Rugby Rules

September 5, 2017 Alfonso Loya

Rugby for Newbies 

Written by Elaine Stachera Simon

Rugby is played in more than 120 countries and is the fastest-growing team sport in the United States.

A standard rugby union game lasts for 80 minutes, divided into two 40-minute halves. One team kicks the ball toward the opposition to begin play. Teams are made up of forwards and backs, and the jersey number indicates position. In general, forwards (props, locks, flankers, a hooker, and number eight) compete with the opposing team for possession of the ball, and spend more time in rucks, mauls, and scrums.
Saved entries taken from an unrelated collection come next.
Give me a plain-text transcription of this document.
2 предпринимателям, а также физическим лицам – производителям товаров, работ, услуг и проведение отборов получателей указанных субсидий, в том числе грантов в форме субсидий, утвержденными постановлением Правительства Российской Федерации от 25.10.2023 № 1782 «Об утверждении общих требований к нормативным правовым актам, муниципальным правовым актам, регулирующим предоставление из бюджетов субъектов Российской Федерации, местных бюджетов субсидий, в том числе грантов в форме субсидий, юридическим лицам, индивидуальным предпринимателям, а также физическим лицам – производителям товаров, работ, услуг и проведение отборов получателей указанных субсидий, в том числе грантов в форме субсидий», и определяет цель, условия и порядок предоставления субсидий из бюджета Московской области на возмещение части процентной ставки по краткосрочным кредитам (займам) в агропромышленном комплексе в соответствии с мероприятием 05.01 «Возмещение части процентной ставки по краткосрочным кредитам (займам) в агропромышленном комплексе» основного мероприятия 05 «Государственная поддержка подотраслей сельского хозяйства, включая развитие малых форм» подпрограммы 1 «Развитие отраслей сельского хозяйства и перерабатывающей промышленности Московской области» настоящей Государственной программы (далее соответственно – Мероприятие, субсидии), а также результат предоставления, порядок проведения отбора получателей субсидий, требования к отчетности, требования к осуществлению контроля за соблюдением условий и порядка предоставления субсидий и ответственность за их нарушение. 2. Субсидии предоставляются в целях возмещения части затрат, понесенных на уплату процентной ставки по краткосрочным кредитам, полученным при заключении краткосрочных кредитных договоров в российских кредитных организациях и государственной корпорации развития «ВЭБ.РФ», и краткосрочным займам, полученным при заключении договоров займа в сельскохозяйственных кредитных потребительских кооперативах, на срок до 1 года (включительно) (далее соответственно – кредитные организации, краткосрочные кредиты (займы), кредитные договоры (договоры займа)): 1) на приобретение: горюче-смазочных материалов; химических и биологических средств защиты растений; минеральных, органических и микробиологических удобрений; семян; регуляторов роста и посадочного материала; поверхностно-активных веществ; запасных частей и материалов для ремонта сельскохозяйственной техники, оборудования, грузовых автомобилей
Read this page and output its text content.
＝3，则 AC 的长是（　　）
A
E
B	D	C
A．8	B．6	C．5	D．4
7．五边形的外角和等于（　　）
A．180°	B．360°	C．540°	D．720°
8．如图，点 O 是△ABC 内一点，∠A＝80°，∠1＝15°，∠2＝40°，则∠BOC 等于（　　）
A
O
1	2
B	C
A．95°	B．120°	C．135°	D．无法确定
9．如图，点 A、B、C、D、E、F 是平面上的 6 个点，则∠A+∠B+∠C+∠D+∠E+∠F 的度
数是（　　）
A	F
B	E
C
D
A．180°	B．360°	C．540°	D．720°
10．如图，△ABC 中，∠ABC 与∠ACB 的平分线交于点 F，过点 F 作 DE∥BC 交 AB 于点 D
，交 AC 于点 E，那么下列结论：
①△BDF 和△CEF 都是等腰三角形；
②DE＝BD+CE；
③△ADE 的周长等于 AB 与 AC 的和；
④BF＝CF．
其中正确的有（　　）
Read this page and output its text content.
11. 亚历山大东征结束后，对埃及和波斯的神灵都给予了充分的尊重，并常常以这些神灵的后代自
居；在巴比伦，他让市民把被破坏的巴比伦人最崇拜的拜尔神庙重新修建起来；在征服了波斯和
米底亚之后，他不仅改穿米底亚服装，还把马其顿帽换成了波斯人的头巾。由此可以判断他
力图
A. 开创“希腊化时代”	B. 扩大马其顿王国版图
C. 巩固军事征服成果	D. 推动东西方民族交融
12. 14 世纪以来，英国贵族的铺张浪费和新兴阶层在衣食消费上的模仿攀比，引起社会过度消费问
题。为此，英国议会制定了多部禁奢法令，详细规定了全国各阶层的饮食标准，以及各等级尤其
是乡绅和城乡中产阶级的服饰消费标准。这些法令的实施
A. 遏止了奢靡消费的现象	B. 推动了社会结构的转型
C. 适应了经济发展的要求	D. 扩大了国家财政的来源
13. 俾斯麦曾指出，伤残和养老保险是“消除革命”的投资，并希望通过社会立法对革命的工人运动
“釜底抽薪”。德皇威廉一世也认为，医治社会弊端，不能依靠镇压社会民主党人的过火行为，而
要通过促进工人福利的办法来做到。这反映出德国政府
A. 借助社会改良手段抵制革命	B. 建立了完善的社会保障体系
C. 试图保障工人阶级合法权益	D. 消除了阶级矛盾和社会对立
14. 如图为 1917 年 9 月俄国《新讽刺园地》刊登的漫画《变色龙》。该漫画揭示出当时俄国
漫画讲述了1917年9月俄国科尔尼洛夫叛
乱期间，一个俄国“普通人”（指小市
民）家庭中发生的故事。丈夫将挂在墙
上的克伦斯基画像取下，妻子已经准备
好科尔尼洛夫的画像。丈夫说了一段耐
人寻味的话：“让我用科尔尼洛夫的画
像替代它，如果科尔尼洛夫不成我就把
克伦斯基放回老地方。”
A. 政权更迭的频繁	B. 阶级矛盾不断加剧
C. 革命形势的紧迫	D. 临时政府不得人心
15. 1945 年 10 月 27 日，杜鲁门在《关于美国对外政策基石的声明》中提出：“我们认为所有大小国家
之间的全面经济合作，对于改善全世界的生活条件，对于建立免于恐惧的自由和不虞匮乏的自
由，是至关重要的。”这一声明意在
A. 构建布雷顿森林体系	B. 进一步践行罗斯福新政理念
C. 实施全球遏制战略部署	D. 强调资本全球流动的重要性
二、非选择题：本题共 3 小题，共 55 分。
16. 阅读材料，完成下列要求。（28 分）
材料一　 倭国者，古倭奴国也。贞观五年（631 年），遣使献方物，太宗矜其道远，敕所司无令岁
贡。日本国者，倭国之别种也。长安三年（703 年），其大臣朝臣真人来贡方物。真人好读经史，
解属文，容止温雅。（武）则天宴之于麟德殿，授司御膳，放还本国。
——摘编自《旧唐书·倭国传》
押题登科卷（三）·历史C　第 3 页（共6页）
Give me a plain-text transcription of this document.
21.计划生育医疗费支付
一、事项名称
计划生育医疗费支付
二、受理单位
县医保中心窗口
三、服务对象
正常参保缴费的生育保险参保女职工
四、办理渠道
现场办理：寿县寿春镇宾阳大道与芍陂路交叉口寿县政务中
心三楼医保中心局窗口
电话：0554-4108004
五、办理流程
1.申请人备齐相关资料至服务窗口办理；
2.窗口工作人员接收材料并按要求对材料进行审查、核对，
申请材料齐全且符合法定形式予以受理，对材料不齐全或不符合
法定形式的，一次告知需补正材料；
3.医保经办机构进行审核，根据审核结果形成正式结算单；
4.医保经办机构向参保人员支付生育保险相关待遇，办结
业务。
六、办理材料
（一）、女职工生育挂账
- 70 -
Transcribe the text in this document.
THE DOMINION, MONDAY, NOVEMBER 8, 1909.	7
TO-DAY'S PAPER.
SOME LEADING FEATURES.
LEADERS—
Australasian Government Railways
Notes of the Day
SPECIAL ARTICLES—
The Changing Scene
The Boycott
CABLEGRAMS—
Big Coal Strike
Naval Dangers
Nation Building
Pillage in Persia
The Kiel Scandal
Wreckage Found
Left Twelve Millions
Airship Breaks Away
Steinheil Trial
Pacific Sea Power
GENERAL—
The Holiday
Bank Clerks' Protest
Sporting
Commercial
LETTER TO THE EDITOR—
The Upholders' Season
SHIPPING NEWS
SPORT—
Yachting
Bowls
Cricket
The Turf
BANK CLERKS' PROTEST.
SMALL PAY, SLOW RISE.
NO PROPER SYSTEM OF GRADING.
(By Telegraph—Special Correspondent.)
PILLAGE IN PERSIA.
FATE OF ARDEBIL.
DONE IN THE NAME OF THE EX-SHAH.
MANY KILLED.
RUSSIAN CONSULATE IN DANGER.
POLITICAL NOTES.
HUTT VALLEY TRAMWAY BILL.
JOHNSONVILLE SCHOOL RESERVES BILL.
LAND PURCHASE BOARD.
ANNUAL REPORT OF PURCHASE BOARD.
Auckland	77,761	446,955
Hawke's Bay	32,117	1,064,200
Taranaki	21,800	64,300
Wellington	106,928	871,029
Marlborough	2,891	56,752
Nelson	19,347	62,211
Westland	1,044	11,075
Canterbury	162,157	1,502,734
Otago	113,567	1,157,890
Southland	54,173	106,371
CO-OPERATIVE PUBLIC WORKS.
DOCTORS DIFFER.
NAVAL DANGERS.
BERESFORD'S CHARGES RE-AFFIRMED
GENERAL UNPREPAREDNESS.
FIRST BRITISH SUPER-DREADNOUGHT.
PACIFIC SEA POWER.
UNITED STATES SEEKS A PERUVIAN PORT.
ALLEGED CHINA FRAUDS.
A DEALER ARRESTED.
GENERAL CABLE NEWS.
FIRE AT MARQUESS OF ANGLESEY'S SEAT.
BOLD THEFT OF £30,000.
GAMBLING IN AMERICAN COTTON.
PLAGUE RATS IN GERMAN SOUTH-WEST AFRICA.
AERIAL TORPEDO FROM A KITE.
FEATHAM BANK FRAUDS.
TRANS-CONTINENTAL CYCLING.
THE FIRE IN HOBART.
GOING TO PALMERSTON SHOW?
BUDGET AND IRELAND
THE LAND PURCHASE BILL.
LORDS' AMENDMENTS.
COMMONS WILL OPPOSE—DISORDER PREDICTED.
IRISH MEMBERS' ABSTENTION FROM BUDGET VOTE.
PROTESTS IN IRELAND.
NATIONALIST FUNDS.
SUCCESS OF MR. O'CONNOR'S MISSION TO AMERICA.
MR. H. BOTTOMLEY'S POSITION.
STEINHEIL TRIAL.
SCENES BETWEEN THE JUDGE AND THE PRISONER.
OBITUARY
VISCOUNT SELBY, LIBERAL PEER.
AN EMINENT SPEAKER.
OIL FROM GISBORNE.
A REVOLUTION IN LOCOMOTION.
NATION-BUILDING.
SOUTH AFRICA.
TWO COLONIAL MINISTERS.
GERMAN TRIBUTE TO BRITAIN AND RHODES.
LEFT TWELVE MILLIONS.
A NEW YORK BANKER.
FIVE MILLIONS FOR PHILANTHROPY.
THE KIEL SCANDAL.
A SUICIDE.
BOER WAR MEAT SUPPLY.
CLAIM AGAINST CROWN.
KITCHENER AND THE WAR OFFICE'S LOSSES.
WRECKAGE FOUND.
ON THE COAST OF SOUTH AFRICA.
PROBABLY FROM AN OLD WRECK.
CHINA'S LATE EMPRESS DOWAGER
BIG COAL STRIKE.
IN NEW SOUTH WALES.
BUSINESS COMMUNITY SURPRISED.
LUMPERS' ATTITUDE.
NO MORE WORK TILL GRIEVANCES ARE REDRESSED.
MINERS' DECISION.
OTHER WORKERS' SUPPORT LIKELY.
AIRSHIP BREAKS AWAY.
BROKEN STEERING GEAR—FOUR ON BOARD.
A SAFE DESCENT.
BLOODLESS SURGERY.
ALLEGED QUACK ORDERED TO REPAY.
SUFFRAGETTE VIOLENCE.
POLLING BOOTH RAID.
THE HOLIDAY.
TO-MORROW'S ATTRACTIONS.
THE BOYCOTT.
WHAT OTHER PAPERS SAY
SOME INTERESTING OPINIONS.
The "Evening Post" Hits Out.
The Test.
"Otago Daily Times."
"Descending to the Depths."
Backs (centers, a scrum half, a fly half, wings, and a full-back) generally obtain possession of the ball from the forwards and accelerate out from rucks, mauls, and scrums to carry the ball down the field (called a “pitch”) in the attempt to score.

Scoring in rugby is called a try, similar to a touchdown and worth five points. In a try, the ball must be brought to the ground in your opponent’s goal area. A conversion, which is a kick through the goalposts after a try, is worth two points, and a field goal (also called a drop goal) is worth three points.

During play, a ruck occurs when the ball is on the ground, and one or more members of each team are on their feet around the ball trying to gain possession. The ball must be brought out with feet—hands can only be used to pick up the ball when it is out of the ruck.

In a maul, the player carrying the ball is held by an opposing player, and the ball is not brought to the ground. A ball carrier’s teammate will bind the ball with the ball carrier, and other players join in. All members of the maul must stay on their feet and move toward the goal line, and players use their hands to try to gain or maintain possession of the ball.

A scrum may be called when a penalty has occurred (a forward pass, for example—in rugby the ball can only be thrown backward) or when the ball has become unplayable. All forwards participate in the scrum, binding together and to the opposition and pushing against each other until the ball is “hooked” by one of the teams out of the scrum and play resumes.

When the ball crosses the sidelines, a lineout is used to re-start play. The teams form parallel lines perpendicular to the sideline, and the hooker for the team that did not cause the ball to go out of bounds throws it down the middle. The locks can be lifted into the air by the props in the attempt to knock the ball to teammates.